3. O recorrente recorreu do despacho de pronúncia, tendo o recurso sido rejeitado neste Tribunal da Relação. Reclamou para a conferência, tendo sido desatendido.
4. Aquando do recebimento da pronúncia, foi determinado o exercício do contraditório sobre a possibilidade de se declarar a excecional complexidade dos autos.
5. Na acusação descrevem-se apreensões, em diversas situações de tráfico transnacional, das seguintes quantidades de cocaína (peso líquido): 62.764,300 gr, 30.101,400 gr, 32.121,040 gr, 32.084,800 gr e 30.045,000 gr.
6. Ainda na acusação, é feito um pedido de perda ampliada de bens no valor de € 1.286.288,32.
FUNDAMENTAÇÃO
1. Da nulidade do despacho recorrido por falta de fundamentação
Sustenta o recorrente que o despacho é nulo por falta de fundamentação, desde logo porque não se pronunciou sobre “as questões suscitadas pela defesa do arguido”, reportando-se ao requerimento que apresentou quando foi notificado para se pronunciar sobre a possibilidade de se vir a declarar a excecional complexidade do processo: ter o processo só um arguido e nunca nenhum Magistrado ter entendido necessária a declaração de excecional complexidade.
Assaca ao despacho recorrido ser “omisso quanto à prática dos factos em investigação, sendo muito vago e muitopouco preciso”.
O dever de fundamentação das decisões judiciais é uma garantia integrante do próprio Estado de direito democrático a que alude o artigo 2º da Constituição da República Portuguesa.
Este dever de fundamentação mereceu consagração constitucional no artigo 205º, nº 1, da CRP.
O dever de fundamentação das decisões judiciais reforça os direitos dos cidadãos a um processo justo e equitativo, assegurando a melhor ponderação dos juízos que afetam as partes, do mesmo passo que a elas permite um controle mais perfeito da legalidade desses juízos com vista, designadamente, à adoção, com melhor ciência, das estratégias de impugnação que julguem adequadas.
Se a relevância da fundamentação das decisões judiciais é incontestável como garantia integrante do conceito de Estado de direito democrático, ela assume, no domínio do processo penal, uma função estruturante das garantias de defesa dos arguidos, muito embora o texto constitucional não contenha qualquer norma que disponha especificamente sobre a fundamentação das decisões judicias naquele domínio.

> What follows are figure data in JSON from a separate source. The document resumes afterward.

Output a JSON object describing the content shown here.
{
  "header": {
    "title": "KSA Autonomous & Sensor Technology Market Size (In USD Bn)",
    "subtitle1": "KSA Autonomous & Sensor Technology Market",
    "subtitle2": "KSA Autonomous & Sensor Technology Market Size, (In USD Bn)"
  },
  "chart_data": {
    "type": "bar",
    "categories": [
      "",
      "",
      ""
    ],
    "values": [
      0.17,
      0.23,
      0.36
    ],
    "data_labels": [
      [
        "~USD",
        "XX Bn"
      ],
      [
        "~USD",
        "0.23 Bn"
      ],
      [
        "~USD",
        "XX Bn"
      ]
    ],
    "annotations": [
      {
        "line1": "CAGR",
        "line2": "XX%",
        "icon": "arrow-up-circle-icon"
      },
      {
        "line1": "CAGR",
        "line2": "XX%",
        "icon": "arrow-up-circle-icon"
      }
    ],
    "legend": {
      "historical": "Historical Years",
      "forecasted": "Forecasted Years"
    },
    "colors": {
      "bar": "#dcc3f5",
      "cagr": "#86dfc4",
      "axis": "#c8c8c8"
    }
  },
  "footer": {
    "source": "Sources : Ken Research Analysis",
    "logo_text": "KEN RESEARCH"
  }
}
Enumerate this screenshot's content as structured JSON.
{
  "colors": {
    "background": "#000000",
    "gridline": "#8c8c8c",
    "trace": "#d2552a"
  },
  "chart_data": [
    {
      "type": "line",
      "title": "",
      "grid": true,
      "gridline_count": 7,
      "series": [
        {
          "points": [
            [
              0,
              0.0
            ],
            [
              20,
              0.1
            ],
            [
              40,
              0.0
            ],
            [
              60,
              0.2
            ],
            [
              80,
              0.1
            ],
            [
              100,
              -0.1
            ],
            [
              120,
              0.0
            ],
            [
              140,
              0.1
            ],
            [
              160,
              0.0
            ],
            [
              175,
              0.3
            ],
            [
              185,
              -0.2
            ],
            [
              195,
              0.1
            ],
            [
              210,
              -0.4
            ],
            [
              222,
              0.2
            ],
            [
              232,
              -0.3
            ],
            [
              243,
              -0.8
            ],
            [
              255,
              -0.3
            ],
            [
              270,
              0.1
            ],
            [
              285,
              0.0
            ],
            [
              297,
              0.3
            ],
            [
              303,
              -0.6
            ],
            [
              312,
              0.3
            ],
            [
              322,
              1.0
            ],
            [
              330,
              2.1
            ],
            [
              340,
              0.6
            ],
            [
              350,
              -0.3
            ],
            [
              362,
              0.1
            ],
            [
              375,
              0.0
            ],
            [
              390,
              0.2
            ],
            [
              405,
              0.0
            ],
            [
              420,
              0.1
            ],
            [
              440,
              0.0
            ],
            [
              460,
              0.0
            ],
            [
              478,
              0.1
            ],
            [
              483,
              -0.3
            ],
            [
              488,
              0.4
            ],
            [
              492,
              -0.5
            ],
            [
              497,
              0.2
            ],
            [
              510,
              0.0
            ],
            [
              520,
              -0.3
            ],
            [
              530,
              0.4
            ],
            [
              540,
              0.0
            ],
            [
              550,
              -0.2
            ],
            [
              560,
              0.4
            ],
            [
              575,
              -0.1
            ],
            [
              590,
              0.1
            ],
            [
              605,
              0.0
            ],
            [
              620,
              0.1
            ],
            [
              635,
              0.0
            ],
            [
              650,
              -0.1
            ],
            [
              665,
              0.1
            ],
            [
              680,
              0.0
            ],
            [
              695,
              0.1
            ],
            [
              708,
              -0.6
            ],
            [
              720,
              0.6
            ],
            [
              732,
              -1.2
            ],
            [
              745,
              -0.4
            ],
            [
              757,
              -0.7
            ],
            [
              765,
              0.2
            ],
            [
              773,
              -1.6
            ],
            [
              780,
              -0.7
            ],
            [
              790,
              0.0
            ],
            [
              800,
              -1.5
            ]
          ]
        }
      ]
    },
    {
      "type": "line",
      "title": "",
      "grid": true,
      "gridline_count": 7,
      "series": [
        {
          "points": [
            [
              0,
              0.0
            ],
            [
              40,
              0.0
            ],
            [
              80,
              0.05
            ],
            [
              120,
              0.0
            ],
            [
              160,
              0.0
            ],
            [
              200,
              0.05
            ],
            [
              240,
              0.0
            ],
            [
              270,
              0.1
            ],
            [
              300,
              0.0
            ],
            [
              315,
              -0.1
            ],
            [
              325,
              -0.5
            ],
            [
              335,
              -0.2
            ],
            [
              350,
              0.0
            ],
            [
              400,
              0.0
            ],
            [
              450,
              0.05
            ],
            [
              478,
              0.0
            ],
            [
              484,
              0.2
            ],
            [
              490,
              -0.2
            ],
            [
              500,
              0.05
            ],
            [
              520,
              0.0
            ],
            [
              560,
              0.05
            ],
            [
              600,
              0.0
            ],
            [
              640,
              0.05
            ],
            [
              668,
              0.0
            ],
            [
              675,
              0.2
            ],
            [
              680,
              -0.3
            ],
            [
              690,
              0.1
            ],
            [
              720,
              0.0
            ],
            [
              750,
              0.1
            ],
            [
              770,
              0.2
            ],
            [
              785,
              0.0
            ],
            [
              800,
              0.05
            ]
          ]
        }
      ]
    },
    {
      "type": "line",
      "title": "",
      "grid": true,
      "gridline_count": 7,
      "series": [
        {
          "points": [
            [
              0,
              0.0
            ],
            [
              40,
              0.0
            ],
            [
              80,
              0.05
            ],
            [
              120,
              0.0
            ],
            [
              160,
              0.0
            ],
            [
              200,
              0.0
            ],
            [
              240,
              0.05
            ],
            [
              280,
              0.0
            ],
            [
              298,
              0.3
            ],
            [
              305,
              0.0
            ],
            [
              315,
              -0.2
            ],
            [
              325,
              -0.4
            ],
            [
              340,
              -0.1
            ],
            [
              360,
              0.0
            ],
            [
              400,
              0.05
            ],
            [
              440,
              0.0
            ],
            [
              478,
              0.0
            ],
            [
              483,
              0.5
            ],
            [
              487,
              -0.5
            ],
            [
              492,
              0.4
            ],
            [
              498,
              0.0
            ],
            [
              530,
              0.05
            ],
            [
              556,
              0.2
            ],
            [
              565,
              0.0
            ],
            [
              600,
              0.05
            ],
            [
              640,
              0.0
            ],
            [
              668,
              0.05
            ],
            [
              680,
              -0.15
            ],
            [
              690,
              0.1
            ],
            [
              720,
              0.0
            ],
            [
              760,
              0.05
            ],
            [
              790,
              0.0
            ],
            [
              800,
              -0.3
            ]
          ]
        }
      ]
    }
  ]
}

Tendencialmente, qualquer ato decisório deve bastar-se a si mesmo, de modo a que aos seus destinatários não seja necessário consultar qualquer outra peça processual ou documento, sendo o grau de exigência de fundamentação mais elevado no caso da sentença, o que se compreende por ser o ato decisório por excelência, razão pela qual a falta de fundamentação fere de nulidade a mesma, conforme já se aludiu supra.
O Código de Processo Penal, no seu artigo 97º, nº 5, consagra o princípio geral que vigora sobre a fundamentação dos atos decisórios: "os atos decisórios são sempre fundamentados, devendo ser especificados os motivos de facto e de direito da decisão".
Por sua vez, o nº 1 do artigo 32º da Constituição da República consagra o princípio geral de que “o processo criminal assegura todas as garantias de de­fesa, incluindo o recurso”.
Os artigos 374º e 379º do CPP estabelecem requisitos exigentes que apenas se aplicam às sentenças e já não aos despachos. De facto, a jurisprudência vem entendendo que, nos casos em que não está em causa uma sentença que conheça a final do objeto do processo, não são exigíveis as exigências de fundamentação previstas no art. 379.º, n.º 1, al. a), ainda que se exija que o despacho contenha uma fundamentação que permita compreender as razões que conduziram ao sentido da decisão proferida. Sobre esta questão, vide parágrafo 1 da anotação ao artigo 379º do CPP da autoria de José Mouraz Lopes, Comentário Judiciário do Código de Processo Penal, Tomo IV, Coimbra, Almedina, 2023, págs. 808; vide ainda o acórdão desta 5ª secção do Tribunal da Relação de Lisboa de ........2024, relatora Alda Tomé Casimiro, processo 100/17.8T9ALQ-B.L1-5, publicado na dgsi. E a decisão recorrida é isso mesmo: uma decisão, na forma de despacho.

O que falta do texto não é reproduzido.